Shock wave treatment shows dose-dependent enhancement of bone mass and bone strength after fracture of the femur

Abstract

Shock wave treatment is believed to improve bone healing after fracture. The purpose of this study was to evaluate the effect of shock wave treatment on bone mass and bone strength after fracture of the femur in a rabbit model. A standardized closed fracture of the right femur was created with a three-point bending method in 24 New Zealand white rabbits. Animals were randomly divided into three groups: (1) control (no shock wave treatment), (2) low-energy (shock wave treatment at 0.18 mJ/mm 2 energy flux density with 2000 impulses), and (3) high-energy (shock wave treatment at 0.47 mJ/mm 2 energy flux density with 4000 impulses). Bone mass (bone mineral density (BMD), callus formation, ash and calcium contents) and bone strength (peak load, peak stress and modulus of elasticity) were assessed at 12 and 24 weeks after shock wave treatment. While the BMD values of the high-energy group were significantly higher than the control group ( P = 0.021), the BMD values between the low-energy and control groups were not statistically significant ( P = 0.358).
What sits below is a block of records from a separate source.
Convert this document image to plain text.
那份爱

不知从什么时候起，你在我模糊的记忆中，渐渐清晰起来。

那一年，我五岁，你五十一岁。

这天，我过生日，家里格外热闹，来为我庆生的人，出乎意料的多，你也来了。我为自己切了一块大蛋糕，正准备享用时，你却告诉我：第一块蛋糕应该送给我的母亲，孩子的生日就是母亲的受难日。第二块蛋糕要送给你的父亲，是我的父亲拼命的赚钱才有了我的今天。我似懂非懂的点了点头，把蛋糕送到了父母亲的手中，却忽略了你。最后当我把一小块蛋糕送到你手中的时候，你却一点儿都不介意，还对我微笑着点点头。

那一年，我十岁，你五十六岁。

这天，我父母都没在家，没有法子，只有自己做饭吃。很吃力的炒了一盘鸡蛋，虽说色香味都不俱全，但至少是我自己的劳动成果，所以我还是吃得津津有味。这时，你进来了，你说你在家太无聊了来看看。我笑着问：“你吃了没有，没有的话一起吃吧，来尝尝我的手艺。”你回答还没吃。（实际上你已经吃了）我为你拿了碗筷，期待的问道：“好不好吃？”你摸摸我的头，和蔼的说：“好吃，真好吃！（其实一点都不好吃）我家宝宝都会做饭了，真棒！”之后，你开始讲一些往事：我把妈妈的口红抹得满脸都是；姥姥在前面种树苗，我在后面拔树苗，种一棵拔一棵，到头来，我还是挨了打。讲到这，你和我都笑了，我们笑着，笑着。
The high-energy group showed significantly more callus formation ( P < 0.001), higher ash content ( P < 0.001) and calcium content ( P = 0.003) than the control and low-energy groups. With regard to bone strength, the high-energy group showed significantly higher peak load ( P = 0.012), peak stress ( P = 0.015) and modulus of elasticity ( P = 0.011) than the low-energy and control groups. Overall, the effect of shock wave treatment on bone mass and bone strength appears to be dose dependent in acute fracture healing in rabbits.